Matthew Dolan - Roth Capital Partners, LLC, Research Division

Analyst · Roth Capital Partners.

Okay, that's great. And then, Mark, if I could sneak one in on the earning side. It looks like most of the moving parts that you gave us were as predicted on the last call, other than maybe the FX component. So just so we have it straight, it was a $0.03 hit from FX, your number would have been $0.03 higher, and yet, you're maintaining or you haven't changed your guidance for the year? Can you just walk through that dynamic?

Mark P. de Raad

Analyst · Roth Capital Partners.

Yes. No, you're correct. $0.03 was the impact on the current quarter, but obviously, since that's already embedded in that quarterly actual EPS number, by definition, unless we have reasons to change some of our other Q3 through Q4 outlooks, that would suggest no change to the annual guidance.

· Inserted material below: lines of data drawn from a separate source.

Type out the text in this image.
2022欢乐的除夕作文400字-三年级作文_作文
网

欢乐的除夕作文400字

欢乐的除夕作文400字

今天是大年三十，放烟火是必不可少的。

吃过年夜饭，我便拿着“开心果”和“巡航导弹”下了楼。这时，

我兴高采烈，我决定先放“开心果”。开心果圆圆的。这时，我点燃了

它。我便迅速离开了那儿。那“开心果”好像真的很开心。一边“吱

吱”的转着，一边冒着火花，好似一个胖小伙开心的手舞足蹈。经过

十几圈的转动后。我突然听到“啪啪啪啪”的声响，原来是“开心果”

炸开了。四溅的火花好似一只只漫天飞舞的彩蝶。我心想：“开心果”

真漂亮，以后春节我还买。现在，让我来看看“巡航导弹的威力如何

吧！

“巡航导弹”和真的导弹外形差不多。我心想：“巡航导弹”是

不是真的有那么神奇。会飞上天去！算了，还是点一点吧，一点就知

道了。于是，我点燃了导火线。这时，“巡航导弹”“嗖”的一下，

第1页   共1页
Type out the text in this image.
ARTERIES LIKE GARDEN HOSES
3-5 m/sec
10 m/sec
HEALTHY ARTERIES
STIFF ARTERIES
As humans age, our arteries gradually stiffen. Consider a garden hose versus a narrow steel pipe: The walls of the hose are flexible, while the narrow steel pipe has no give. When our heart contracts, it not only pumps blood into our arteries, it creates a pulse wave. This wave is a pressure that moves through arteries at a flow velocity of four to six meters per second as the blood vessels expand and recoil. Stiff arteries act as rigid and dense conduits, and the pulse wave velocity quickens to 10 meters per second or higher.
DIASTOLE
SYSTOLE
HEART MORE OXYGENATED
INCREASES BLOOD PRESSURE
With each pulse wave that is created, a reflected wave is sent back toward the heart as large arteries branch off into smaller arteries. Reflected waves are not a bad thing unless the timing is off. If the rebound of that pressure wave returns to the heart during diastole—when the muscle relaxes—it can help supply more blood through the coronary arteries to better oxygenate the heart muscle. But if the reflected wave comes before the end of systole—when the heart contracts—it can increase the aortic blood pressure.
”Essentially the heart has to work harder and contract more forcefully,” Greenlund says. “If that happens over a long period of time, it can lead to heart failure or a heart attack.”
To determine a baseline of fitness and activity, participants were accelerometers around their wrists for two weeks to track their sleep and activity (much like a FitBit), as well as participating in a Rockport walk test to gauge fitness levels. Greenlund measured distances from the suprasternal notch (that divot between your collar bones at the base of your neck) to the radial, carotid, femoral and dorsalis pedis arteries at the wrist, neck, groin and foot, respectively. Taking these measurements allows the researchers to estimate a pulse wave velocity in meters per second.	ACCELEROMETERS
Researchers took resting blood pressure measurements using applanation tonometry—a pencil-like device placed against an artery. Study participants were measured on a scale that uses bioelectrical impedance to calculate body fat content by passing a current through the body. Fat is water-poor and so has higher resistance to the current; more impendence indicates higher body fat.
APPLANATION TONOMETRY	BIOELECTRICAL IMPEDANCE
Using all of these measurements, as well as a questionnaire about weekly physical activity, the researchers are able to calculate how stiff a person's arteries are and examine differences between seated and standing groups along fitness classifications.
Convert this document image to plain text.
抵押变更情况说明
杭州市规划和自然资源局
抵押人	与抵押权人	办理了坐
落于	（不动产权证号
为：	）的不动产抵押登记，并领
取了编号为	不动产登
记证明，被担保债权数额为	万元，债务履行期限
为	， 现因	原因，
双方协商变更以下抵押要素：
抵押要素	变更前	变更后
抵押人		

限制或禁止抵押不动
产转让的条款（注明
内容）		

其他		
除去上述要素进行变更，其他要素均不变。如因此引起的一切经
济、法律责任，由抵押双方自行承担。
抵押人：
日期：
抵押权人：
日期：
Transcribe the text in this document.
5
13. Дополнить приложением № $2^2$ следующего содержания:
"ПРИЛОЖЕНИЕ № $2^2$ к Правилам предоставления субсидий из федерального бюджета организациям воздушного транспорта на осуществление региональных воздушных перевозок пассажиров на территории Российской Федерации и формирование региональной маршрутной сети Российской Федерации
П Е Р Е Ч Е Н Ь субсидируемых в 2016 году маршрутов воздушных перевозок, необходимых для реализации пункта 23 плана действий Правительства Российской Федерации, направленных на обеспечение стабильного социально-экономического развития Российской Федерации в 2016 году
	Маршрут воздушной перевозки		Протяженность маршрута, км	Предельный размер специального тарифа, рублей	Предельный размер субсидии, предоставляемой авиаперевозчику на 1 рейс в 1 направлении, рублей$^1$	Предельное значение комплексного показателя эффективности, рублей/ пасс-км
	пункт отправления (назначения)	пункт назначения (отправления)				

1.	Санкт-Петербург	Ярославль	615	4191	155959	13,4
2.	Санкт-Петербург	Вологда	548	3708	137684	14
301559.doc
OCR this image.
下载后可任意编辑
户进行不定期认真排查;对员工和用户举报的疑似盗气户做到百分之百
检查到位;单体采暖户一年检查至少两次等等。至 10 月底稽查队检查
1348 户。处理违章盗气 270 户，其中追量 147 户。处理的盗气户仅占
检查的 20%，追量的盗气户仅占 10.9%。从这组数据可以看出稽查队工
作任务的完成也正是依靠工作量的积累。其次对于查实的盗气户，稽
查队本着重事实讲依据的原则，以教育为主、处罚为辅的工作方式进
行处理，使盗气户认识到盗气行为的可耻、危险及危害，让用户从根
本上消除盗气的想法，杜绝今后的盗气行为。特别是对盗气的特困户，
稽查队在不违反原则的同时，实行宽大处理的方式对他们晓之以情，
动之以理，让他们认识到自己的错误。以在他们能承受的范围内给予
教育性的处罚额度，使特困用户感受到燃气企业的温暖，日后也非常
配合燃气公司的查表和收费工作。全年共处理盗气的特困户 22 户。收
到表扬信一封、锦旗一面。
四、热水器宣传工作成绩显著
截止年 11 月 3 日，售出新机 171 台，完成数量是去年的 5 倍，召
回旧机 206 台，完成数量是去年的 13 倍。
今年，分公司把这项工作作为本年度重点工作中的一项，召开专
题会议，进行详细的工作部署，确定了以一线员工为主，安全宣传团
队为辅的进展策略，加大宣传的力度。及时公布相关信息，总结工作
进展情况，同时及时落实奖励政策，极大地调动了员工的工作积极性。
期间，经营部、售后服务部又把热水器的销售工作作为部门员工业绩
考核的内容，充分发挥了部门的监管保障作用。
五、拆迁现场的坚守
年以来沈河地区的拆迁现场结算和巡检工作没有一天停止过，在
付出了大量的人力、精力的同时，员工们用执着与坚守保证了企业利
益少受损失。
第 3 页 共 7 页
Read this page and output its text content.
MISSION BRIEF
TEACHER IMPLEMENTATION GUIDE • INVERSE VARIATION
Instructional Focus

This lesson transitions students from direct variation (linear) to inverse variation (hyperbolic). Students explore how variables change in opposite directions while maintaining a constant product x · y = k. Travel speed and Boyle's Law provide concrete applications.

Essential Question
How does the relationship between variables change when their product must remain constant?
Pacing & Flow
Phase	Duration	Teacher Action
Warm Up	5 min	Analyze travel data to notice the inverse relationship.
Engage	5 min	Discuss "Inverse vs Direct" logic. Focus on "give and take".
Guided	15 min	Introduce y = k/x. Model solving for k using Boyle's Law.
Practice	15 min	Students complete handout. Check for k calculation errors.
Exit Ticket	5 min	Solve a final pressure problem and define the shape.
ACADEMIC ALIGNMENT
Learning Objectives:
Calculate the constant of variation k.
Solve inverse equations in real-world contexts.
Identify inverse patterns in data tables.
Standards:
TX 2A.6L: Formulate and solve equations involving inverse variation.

Matthew Dolan - Roth Capital Partners, LLC, Research Division

Analyst · Roth Capital Partners.

Okay, great.

Joe E. Kiani

Analyst · Roth Capital Partners.

Yes, I think obviously, if it wasn't for the Japanese exchange rate going where it went, we would have done about $0.03 better this quarter, but those numbers are already, unfortunately in our $0.28. So -- which is what we had roughly I guess the consensus was.

Operator

Operator

Your next question comes from Joanne Wuensch from BMO Capital Markets.

Jacob Messina

Analyst

This is Jake Messina in for Joanne. I figured it could be easily mistaken. I just wanted to ask, maybe a little bit about given clinical evidence demands when hospitals are looking towards new investments. Do you have any larger studies, plans or working with anyone to validate the claims made for the general floor space or for hemoglobin?

Mark P. de Raad

Analyst

For hemoglobin, we do -- we mentioned the NACHO trial, that is a multicenter, multi-country study that's underway. We're hoping by the ASA timeframe next year, it's maybe -- you have something presented, not this year, but 2014 year. As far as general floor studies, I'm not aware of a large-scale study, but I'm aware of a lot of hospital studies and evaluations, and the results are remarkable. And I think -- I guess, I don't think you need that study. I think it's very clear, it's intuitive to say there are almost automatic and -- one hospital, I don't know if I can mention the name, so I'm not going to, but one hospital reported 50 saves in less than a year after they implemented Patient SafetyNet in the general floor. So it's just so dramatic. There really -- it doesn't make sense that not every hospital has yet implemented a solution, whether ours or somebody else's. Of course, our solution is the best, but they need a solution.

Jacob Messina

Analyst

Great. And then just maybe on gross margins. I know you didn't change guidance, but you did note a 30-basis-point impact from the yen. Was that anticipated? Or would there be a similar impact throughout the rest of the year?

Mark P. de Raad

Analyst

No. Again, by definition, it wouldn't have been anticipated because we assumed our guidance was based upon rates that we started the year with. So that would not change the numbers. And therefore, again, 30 basis points on one quarter can move pretty quickly in the remaining 3 quarters, based upon movements in other directions. For example, FX rates could, obviously, change dramatically again in any of the next 3 quarters. The 30 basis points was not enough to change anything for the year.

Jacob Messina

Analyst

Okay. But given current rates, you could experience similar dynamics if things don't change, right?

Mark P. de Raad

Analyst

Yes, if the yen-dollar exchange rate stays where it is, then you're right. We could see the same kind of impact, at least, from that segment of our business. But again, the point being that their variety of different elements impacting our overall gross profit margins -- gross FX rates, usually not something we bother to call out, but again, because of the dramatic movement this quarter, we felt it was important to highlight that.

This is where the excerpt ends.